Second, headline and core inflation have significantly overshot even the most pessimistic projections over the past few months. This raises concerns about inflation expectations becoming unhinged.

The third factor, one countering the above forces, is the likely moderation in demand, which should help reduce pricing power and the extent of pass-through of commodity prices.

Changes in Operating Procedure of Monetary Policy:

Last July, the Reserve Bank constituted a Working Group to Review the Operating Procedure of Monetary Policy. The report of the Group, chaired by our Executive Director, Deepak Mohanty, was put out in the public domain in March 2011 inviting feedback and comments.

Based on the Group’s recommendations, and in light of the feedback received, it has been decided to make the following changes to the operating procedure of monetary policy -->

First, the weighted average overnight call money rate will be the operating target of monetary policy of the Reserve Bank.

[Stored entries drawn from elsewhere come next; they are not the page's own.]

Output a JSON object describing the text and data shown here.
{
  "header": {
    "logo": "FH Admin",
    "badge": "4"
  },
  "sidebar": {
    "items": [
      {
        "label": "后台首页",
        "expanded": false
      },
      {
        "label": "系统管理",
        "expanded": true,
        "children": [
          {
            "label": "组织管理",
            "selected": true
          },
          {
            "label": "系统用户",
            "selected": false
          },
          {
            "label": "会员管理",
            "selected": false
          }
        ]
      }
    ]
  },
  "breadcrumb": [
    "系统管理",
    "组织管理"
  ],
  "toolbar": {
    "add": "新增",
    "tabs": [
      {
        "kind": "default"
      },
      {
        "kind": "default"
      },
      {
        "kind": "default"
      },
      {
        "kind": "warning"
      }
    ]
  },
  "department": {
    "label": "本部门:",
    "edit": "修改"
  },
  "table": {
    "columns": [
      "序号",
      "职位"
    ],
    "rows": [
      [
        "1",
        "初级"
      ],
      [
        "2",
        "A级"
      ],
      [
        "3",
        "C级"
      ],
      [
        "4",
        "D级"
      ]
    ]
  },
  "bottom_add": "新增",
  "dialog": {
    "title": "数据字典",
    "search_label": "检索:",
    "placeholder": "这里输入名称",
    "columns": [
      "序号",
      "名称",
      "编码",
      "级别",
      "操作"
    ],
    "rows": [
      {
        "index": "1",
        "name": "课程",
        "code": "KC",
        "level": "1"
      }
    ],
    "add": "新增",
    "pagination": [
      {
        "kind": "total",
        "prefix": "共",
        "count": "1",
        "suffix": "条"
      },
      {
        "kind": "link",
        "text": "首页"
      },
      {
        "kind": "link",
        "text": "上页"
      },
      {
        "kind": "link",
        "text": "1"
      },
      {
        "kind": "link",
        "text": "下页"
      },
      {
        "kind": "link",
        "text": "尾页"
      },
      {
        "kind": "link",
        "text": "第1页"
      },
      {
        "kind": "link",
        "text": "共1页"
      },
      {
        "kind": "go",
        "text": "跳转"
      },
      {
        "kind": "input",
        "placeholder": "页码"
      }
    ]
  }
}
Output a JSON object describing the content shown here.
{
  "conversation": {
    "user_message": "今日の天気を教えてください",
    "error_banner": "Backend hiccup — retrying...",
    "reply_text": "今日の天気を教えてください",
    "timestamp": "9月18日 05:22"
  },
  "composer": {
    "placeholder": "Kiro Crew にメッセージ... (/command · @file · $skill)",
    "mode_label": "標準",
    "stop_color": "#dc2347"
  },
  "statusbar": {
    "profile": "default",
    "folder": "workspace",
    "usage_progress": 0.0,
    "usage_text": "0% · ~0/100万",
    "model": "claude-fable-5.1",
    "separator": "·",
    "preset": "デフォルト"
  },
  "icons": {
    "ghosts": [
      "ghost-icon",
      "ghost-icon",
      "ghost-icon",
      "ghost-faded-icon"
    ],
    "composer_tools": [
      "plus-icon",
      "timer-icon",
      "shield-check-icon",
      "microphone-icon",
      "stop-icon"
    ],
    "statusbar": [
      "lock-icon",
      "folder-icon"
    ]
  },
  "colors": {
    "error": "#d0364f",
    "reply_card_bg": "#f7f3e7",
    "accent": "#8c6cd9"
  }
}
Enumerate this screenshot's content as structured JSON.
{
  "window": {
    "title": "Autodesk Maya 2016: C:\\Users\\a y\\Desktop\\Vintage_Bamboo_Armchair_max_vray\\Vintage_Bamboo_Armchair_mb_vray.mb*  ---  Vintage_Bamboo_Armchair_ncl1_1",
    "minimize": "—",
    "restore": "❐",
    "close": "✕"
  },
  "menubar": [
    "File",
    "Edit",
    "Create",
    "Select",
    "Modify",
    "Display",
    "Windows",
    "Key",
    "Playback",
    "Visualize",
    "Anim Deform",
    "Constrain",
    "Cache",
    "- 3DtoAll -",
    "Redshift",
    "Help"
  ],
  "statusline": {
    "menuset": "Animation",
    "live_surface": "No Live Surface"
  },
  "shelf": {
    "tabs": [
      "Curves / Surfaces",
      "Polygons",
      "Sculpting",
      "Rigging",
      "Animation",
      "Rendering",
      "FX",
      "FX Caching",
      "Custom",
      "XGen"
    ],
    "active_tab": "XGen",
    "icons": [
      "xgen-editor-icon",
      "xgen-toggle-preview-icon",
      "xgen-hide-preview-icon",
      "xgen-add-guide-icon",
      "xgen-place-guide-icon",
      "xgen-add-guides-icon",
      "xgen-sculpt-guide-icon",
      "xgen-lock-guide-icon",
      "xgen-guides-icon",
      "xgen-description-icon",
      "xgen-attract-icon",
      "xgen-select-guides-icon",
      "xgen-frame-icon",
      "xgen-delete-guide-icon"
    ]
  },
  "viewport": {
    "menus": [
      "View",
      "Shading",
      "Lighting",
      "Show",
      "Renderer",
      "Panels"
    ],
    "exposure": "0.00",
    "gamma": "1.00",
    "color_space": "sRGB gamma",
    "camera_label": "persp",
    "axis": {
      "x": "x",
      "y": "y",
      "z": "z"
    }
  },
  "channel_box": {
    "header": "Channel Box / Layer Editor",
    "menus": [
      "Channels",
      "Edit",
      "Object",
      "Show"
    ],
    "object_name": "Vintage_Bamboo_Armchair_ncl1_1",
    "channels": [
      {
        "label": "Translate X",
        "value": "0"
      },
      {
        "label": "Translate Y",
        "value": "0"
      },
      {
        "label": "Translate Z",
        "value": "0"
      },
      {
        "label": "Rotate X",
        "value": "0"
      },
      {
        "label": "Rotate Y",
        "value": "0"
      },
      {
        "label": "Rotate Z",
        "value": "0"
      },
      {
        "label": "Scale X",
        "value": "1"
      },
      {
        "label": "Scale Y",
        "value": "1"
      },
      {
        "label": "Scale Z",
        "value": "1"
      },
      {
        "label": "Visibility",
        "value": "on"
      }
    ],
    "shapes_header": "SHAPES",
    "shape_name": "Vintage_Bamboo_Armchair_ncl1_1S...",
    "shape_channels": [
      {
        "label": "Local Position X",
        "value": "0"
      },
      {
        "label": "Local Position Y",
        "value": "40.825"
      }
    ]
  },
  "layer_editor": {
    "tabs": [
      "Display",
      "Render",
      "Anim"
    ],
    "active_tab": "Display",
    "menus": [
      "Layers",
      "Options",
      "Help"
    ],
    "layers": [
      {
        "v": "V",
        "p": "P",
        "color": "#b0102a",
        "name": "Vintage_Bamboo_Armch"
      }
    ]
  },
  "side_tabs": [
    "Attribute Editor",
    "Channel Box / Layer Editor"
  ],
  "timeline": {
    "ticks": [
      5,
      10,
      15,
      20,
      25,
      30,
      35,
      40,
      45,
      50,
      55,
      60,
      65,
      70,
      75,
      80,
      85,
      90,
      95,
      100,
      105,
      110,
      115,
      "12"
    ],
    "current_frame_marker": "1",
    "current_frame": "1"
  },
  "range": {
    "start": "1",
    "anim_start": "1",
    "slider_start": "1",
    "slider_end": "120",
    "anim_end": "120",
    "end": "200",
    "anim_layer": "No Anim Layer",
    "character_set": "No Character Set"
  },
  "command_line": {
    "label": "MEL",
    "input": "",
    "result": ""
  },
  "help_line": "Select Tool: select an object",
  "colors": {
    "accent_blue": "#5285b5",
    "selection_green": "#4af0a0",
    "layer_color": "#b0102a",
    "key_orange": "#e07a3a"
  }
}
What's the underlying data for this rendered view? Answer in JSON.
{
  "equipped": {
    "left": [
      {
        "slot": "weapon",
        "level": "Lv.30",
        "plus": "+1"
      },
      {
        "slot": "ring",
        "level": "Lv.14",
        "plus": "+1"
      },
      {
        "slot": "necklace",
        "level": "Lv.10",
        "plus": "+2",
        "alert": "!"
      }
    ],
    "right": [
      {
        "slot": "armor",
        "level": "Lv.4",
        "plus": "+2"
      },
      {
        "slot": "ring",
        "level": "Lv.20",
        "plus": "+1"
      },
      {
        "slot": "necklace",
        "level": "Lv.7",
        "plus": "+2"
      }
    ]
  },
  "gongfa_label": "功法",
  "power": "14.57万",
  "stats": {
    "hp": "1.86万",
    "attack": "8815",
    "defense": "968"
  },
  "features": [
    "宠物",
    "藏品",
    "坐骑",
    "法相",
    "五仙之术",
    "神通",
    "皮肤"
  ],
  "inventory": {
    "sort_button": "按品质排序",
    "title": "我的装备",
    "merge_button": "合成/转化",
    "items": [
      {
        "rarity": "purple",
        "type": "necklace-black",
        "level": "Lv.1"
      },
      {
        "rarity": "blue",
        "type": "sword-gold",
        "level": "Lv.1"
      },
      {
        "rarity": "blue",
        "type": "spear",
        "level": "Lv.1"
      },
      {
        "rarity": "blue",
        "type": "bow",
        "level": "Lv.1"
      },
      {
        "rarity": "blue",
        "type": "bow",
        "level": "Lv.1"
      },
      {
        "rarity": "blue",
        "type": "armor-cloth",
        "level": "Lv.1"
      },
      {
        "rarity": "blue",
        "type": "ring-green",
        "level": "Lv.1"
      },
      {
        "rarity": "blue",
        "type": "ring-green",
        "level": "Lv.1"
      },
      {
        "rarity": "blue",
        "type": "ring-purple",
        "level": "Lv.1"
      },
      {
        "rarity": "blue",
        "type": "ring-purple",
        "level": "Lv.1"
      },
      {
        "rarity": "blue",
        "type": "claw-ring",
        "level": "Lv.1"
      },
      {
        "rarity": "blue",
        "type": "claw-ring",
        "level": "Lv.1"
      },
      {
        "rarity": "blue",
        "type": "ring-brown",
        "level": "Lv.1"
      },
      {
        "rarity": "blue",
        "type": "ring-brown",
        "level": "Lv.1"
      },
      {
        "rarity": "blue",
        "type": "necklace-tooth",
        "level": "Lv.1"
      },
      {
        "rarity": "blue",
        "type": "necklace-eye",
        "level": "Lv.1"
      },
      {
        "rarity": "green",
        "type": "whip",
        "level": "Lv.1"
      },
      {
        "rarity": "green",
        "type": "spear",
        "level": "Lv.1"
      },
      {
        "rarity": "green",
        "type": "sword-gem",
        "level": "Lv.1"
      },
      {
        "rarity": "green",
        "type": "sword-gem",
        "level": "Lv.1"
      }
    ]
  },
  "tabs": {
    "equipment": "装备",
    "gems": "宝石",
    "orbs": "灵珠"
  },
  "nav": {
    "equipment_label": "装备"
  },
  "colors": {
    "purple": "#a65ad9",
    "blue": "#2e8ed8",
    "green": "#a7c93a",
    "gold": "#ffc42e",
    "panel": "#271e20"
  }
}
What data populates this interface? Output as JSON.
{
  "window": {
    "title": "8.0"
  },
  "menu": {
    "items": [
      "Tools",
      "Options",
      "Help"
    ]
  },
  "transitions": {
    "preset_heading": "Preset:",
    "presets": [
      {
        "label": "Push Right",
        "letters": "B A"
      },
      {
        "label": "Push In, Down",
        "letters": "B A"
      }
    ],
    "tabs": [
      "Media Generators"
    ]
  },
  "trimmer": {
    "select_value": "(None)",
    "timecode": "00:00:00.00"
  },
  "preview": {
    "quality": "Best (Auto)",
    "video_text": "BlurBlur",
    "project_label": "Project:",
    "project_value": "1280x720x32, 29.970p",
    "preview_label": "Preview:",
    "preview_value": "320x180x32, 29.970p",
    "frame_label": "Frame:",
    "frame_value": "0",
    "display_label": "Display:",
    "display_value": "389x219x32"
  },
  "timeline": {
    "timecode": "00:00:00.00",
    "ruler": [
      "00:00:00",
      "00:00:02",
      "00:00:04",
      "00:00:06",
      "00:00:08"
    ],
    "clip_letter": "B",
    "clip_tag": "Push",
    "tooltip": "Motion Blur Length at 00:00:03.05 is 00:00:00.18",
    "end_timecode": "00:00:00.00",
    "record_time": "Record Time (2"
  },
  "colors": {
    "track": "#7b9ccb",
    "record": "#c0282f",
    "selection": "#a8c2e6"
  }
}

Second, there will henceforth be only one independently varying policy rate, and that will be the repo rate. This transition to a single independently varying policy rate is expected to more accurately signal the monetary policy stance. 

Third, the reverse repo rate will continue to be operative, but it will be pegged at a fixed 100 basis points below the repo rate. Hence, the reverse repo rate will no longer be an independent variable.

Fourth, we will be instituting a new Marginal Standing Facility (MSF). Banks can borrow overnight from the MSF up to one per cent of their respective net demand and time liabilities or NDTL. The rate of interest on amounts accessed from this facility will be 100 basis points above the repo rate.

As per the above scheme, the revised corridor will have a fixed width of 200 basis points. The repo rate will be in the middle. The reverse repo rate will be 100 basis points below it, and the MSF rate 100 basis points above it.

These changes in the operating framework, except that pertaining to the MSF, will come into force immediately. The MSF will come into effect from the fortnight beginning 7th May, 2011.

Monetary Measures:

The repo rate under the liquidity adjustment facility (LAF) has been increased by 50 basis points. Accordingly, it goes up from 6.75 per cent to 7.25 per cent.

As per the new operating procedure, the reverse repo rate under the LAF, determined with a 100 basis point spread below the repo rate, will stand adjusted at 6.25 per cent.

The Marginal Standing Facility (MSF) rate, determined with a spread of 100 basis points above the repo rate, gets calibrated at 8.25 per cent. 

The Bank Rate remains at 6.0 per cent.

The cash reserve ratio (CRR) remains unchanged at 6 per cent of NDTL of scheduled banks.

Savings Bank Deposit Interest Rate:

Pending a final decision on that, it has been decided to increase the savings bank deposit interest rate from the present 3.5 per cent to 4.0 per cent with immediate effect.